Monday, February 28, 2011

Words

Why do words hurt so much? Even the ones that aren't intended to hurt, do. Can somebody please make this heartache go away.
Okay, seriously?

Sunday, February 27, 2011

Forced

Where are you when I need you the most? It's like you don't even care. You say that I can come to you and talk to you about anything, but sometimes I feel like I can't bring up certain things with you. I don't know, I feel like yesterday and today have all been completely fake. Of course there are things said that we mean with each other, but aside from that, the small talk sounds forced. It's sad to think that you can't come to the one person you should trust the most with everything you want to.

Friday, February 25, 2011

Married

I wish I could be with you all the time. You bring out the positive energy in me and you just always make my days better. I don't know why I'm thinking about it now, but the future popped into my mind. Not the high school, college, career future. The get engaged, get married, have a life future. I know we talked about how we're going to last through this together and eventually we're going to get married. I know it's such a far statement since accomplishing that is so so difficult especially because we're so young. My feelings haven't changed about it, I still want it to happen. Sometimes I just daydream and think about how our life would be if we were together, happily married. Will we get along? Will we fight often? Are we going to fight about who does what? I don't know, sometimes I feel as though my teenage years are prolonging themselves on purpose. Other times I wish I could always be a teenager and not have to grow up and face responsibilities. But then I thought about it and whichever way things turned out, it wouldn't matter because if this lasts like we said it would, I'd be facing everything with you. And I know that if I have that much, anything will be bearable.

Saturday, February 12, 2011

:) ♥

Right now I’m going to sound extremely cheesy and cliché
But my words are from the heart and I mean all that I say

I was thinking about all the things that we’ve been through
And the many problems that have erupted from us two

They find little ways to slowly split us apart
But I’m always back in your arms like I was from the start

My fingers woven into yours are perfectly entwined
And I smile as I write this cause I get to call you mine

You make me feel complete, like a whole or an integral
And every moment spent with you feels absolutely wonderful

You changed me as a person and shaped the way I am
I promise to give you my heart and love you every way I can

L-O-V-E, they’re just four simple letters
But when spoken by you, suddenly everything is better

Whenever I’m with you the whole world stops spinning
It feels like an eternity, but my life with you is just beginning

I know it’s kinda lame to ask you through a rhyme,
But I love you and I hope that you’ll be my Valentine?

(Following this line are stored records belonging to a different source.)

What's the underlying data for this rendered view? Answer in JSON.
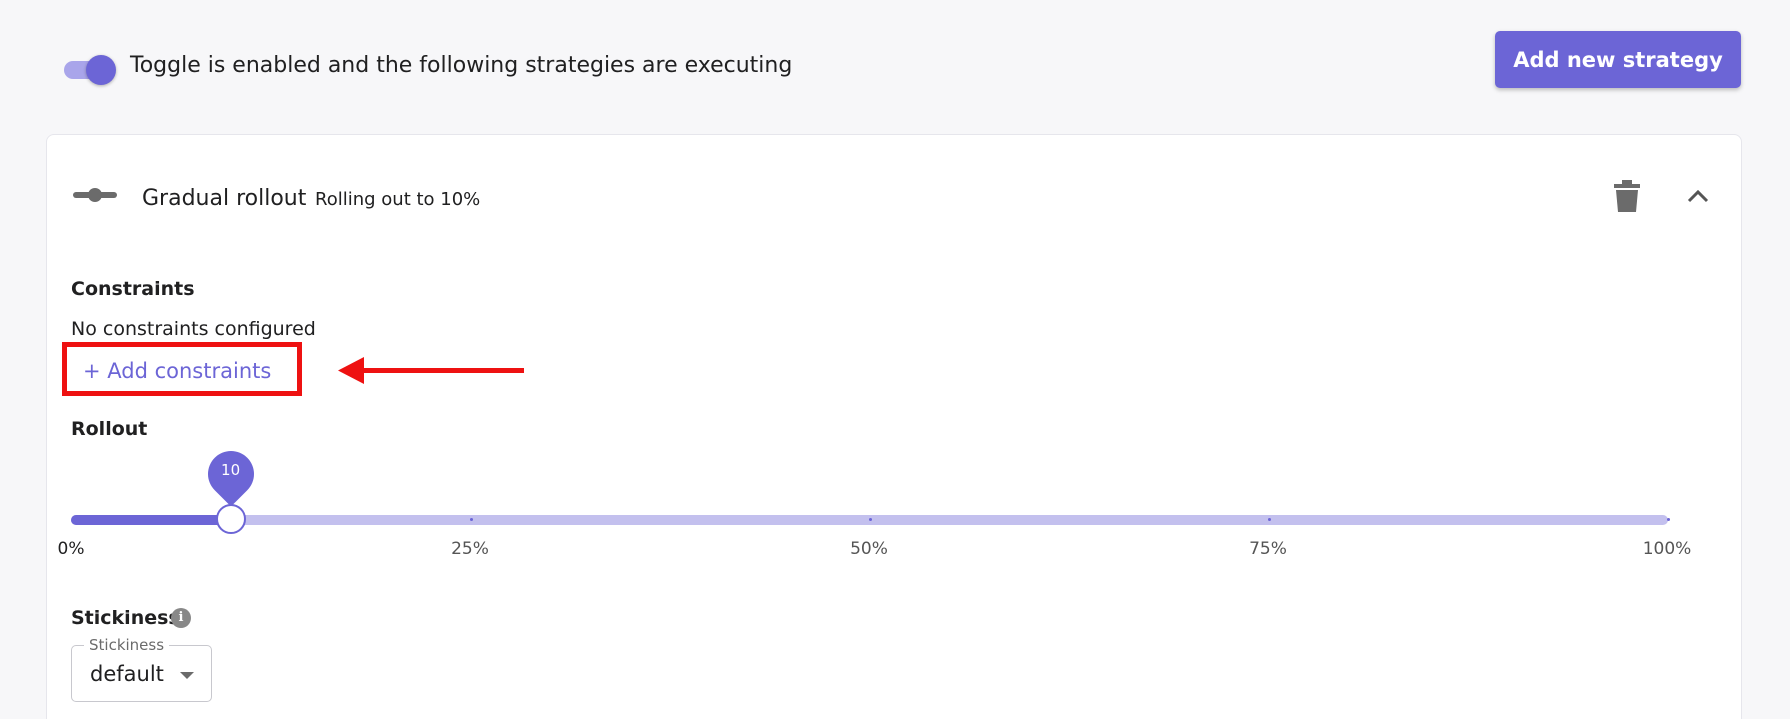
{
  "header": {
    "toggle_enabled": true,
    "toggle_text": "Toggle is enabled and the following strategies are executing",
    "add_strategy_label": "Add new strategy"
  },
  "strategy": {
    "name": "Gradual rollout",
    "description": "Rolling out to 10%",
    "constraints": {
      "title": "Constraints",
      "empty_text": "No constraints configured",
      "add_label": "+ Add constraints"
    },
    "rollout": {
      "title": "Rollout",
      "value": 10,
      "value_label": "10",
      "marks": [
        "0%",
        "25%",
        "50%",
        "75%",
        "100%"
      ]
    },
    "stickiness": {
      "title": "Stickiness",
      "field_label": "Stickiness",
      "value": "default"
    }
  },
  "colors": {
    "primary": "#6c65d6",
    "primary_light": "#c3c0ee",
    "highlight": "#ee1111"
  },
  "icons": {
    "strategy": "slider-icon",
    "delete": "trash-icon",
    "collapse": "chevron-up-icon",
    "info": "info-icon",
    "annotation_arrow": "arrow-left-icon"
  }
}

Thursday, February 10, 2011

Puzzles

This paranoia is gnawing at me from the inside. I can't even explain it; I wouldn't be able to if I tried. I don't know why I feel this way, I don't know why I still think about it. I know I need to stop because it's ridiculous and it's getting out of hand and I feel pretty pathetic. I think it's because I overthink everything, plus I'm insecure and my thoughts are all jumbles. But there's something wrong with me, I feel that things are out of place, but I can never put my finger on it. I can never figure out or try to explain the puzzle inside my head. But in any case, if you happen to read this post, which you will eventually, I wouldn't advise you to worry or dwell on it too much. :)

Tuesday, February 8, 2011

Oh It Is Love

Sometimes you meet someone and you just know that they're the one. The first time I met you, I had no idea that we'd even be in a relationship. That's why I don't believe in love at first sight because how can you be in love with someone you've seen for 10 seconds? But I do believe you can be in love at a young age. It doesn't matter if you're "naive" and it's not going to work out. Maybe things do change and they affect your relationships with each other, but love is love. Time changes love, but once you feel it, it's there and it's not like other people can tell you that it's not. I don't care if my heart is going to break; when the time comes for it, I'll eventually accept it and move on, but for now I know that deep down the feeling in my heart and mind and soul is love.
"Well you can think whatever you want about us. I don't care. All I know is that you;re here for me through bad and good times and that I can count on you for anything. I truly can't see myself with someone else. And maybe we're attracted to each other physically, but that doesn't change the fact that I care about you emotionally to a point where I can't even stop loving you. That's my answer baby. I don't need to hear yours :)"

Monday, February 7, 2011

Sunday, February 6, 2011

What's wrong with me? Why am I acting so clingy? This is SO not me. Maybe it's the hormones. But ugh sometimes you just make me sooo......
That choking feeling in the back of your throat where it feels like it's closing up and blocking your airway, making it more than difficult to breathe
3 hours.
"If you can't decide between two people, choose the second person because if you really loved the first, you wouldn't have fallen for the second."